For decades, tobacco companies have relied almost entirely on cigarette sales for their massive revenues, and even though it hasn't existed as an independent company for nearly that long, Philip Morris International (NYSE:PM) has milked the international markets for profit throughout its history.
However, as health concerns about tobacco have increased around the world, Philip Morris and its competitors have all looked toward alternatives to conventional cigarettes as a potential next step in the evolution of smoking. The result has been the development of electronic cigarettes and further research into other forms of reduced-risk products such as Philip Morris' iQOS heat-not-burn technology.
Regulators haven't been entirely comfortable with the rise of these cigarette alternatives, but some even more surprising criticism of iQOS and Philip Morris came from an unusual source: rival Imperial Tobacco. The comments show the high stakes in the tobacco-alternative market and could lead to further disagreements among major companies in the industry in the future.
What Imperial Tobacco said
The harsh commentary on iQOS came from Imperial Tobacco's head of scientific regulatory affairs, who characterized the product by saying, "it smells like an ashtray." In particular, the company's representative noted that "there's a lot of black crud" left over in the heating device after the tobacco-containing heat-sticks are consumed, and in general, Imperial appeared to be seeking evidence that claims of heat-not-burn technology leading to reduced risk might not be everything proponents claim.
At first glance, the attack from a rival might not seem all that unusual. For decades, though, tobacco makers have generally had one thing in common: They all had to support a product that was under attack from outside bodies like regulators and consumer advocates. One company's claims about another's cigarettes could usually equally apply to its own products, so most companies stayed out of the critical arena.
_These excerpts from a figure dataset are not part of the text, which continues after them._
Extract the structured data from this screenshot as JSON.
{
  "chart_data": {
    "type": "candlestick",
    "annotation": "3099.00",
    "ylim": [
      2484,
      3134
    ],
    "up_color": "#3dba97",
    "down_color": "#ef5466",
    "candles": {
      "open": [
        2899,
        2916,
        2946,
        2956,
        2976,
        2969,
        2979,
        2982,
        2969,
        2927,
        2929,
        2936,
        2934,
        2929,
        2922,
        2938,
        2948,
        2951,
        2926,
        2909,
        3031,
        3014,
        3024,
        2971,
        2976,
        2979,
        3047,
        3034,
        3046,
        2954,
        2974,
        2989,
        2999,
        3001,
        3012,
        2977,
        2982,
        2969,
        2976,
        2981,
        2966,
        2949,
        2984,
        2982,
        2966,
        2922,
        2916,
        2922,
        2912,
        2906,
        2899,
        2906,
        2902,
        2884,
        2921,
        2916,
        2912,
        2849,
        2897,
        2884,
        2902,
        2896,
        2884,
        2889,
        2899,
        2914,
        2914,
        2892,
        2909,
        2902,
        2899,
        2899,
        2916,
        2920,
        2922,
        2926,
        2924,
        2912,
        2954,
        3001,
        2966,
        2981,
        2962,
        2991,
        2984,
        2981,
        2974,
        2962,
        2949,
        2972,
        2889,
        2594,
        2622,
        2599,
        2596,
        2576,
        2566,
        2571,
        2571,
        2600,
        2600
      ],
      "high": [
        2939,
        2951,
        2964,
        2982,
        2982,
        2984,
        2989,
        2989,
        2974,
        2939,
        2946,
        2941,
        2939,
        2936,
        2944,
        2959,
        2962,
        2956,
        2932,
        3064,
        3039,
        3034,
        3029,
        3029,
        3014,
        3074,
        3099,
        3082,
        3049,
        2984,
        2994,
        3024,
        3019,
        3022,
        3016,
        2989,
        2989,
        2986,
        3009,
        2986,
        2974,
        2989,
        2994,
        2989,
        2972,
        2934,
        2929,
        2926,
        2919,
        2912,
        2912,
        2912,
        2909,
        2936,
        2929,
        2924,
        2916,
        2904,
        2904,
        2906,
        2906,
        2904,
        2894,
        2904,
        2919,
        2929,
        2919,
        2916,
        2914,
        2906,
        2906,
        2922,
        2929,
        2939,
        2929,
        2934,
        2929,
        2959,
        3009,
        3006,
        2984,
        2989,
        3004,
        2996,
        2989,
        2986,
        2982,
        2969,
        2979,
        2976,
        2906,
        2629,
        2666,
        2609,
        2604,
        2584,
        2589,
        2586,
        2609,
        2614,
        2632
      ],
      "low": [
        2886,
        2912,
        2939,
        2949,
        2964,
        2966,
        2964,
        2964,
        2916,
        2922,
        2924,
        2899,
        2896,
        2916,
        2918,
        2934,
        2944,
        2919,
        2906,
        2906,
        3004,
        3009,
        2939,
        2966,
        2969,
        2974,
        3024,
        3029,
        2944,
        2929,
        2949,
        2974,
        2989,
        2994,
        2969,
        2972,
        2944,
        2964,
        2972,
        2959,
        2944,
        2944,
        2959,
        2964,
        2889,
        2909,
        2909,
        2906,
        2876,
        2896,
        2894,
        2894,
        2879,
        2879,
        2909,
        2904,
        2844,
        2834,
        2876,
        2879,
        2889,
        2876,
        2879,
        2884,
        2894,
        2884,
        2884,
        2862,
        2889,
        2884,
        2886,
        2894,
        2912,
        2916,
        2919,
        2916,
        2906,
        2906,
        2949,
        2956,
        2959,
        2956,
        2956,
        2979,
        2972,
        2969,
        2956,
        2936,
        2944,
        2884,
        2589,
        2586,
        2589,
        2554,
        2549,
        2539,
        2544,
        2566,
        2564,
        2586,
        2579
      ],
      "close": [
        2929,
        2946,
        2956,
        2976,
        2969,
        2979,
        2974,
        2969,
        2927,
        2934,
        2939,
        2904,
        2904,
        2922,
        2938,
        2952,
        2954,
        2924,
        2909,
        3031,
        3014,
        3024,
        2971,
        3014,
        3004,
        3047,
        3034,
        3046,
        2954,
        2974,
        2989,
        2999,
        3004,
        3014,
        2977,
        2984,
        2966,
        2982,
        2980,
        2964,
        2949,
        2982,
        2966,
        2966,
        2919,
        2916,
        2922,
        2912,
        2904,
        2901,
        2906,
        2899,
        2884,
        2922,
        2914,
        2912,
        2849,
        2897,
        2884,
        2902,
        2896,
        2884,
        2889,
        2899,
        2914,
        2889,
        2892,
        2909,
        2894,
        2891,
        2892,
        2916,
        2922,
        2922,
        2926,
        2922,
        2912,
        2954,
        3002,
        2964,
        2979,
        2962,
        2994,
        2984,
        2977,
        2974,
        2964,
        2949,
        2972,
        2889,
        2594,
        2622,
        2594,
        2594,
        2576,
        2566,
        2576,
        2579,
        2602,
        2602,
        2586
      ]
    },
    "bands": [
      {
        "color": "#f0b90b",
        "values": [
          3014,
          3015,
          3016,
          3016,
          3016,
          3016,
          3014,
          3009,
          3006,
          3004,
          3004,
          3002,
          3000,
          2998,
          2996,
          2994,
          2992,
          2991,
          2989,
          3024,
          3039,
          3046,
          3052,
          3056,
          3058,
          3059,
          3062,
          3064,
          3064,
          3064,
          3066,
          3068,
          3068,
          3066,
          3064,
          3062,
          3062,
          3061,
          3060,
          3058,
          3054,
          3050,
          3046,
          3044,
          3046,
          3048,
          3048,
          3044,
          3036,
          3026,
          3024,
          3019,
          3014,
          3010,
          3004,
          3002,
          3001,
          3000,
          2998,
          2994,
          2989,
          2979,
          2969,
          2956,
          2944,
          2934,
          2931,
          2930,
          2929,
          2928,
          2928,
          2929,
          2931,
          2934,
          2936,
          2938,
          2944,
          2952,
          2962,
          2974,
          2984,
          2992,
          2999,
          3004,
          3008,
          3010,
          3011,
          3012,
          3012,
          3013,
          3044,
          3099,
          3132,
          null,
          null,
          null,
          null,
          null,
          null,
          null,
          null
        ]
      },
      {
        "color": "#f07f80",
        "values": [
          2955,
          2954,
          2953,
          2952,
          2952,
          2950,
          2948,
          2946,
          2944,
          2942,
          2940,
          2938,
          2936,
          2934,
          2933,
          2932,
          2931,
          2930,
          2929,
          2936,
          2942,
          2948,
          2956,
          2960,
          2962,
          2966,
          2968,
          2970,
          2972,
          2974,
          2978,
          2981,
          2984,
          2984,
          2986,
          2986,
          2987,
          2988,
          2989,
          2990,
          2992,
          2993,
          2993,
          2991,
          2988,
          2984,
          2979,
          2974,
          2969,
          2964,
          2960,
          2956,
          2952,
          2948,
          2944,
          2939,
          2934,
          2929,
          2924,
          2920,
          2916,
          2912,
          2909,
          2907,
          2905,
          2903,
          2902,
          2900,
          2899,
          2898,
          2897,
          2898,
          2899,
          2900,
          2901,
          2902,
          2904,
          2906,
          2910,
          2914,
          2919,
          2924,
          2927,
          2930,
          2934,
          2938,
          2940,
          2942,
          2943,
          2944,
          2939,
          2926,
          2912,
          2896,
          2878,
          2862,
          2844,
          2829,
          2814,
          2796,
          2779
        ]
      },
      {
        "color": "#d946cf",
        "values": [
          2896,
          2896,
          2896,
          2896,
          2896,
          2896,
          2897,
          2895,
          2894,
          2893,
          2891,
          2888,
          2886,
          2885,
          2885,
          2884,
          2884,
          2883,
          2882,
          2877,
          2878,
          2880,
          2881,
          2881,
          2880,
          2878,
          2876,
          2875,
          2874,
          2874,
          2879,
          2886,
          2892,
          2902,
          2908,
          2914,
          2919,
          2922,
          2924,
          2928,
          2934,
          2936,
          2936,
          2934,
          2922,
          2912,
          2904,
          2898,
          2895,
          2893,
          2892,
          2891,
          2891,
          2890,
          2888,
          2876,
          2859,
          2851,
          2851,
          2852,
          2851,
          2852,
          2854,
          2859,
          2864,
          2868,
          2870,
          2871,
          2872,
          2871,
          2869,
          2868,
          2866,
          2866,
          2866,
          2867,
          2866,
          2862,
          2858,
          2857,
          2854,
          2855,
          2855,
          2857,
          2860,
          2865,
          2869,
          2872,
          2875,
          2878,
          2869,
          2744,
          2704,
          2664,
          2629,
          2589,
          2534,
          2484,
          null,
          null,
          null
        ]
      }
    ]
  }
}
With iQOS, though, Imperial Tobacco has drawn battle lines between electronic cigarettes and heat-not-burn products like iQOS. Unlike Philip Morris, Imperial has thus far stuck with e-cigarettes, which have found a following among an increasing number of customers worldwide. Yet Philip Morris has justified its iQOS efforts by noting that even though both types of products could have reduced-risk benefits, the heat-stick product feels and tastes more similar to the smoking experience traditional tobacco users are used to having.
Could reduced-risk shatter the tobacco industry?
As the tobacco industry seeks to go beyond its traditional cigarette focus, a big question looms: Will manufacturers hold to the party line and seek to distinguish their products from their competitors' solely on the basis of subjective factors like taste and brand awareness, or will they start attacking each other's claims with respect to safety and health impact?
So far, the industry has done a good job of winning the prisoner's dilemma against regulatory agencies, with various companies choosing not to take shots at their rivals for fear of torpedoing their own long-term prospects. Yet if some tobacco companies are already willing to make big bets on certain reduced-risk products beating out others, then they may not be afraid to use tactics they've never used before in an effort to get a competitive edge.
The alternative-product realm could well be the battlefield for tobacco manufacturers for years to come. While cigarettes have existed for centuries, companies are still pioneering new reduced-risk processes, so they'll have plenty of incentive to tout the benefits of their own proprietary products versus those of their competitors. With companies taking different positions on the likely outcome of research studies and other sources of vital data to come in the future, there will inevitably be winners and losers -- and those that miss out will have greater incentives to try to attack the victors.
Philip Morris shouldn't be all that surprised at Imperial Tobacco's comments, but they do represent a shift from past policy. Smart investors will keep a close eye on the industry both in the U.S. and abroad to see whether similar criticisms start to multiply among its biggest companies.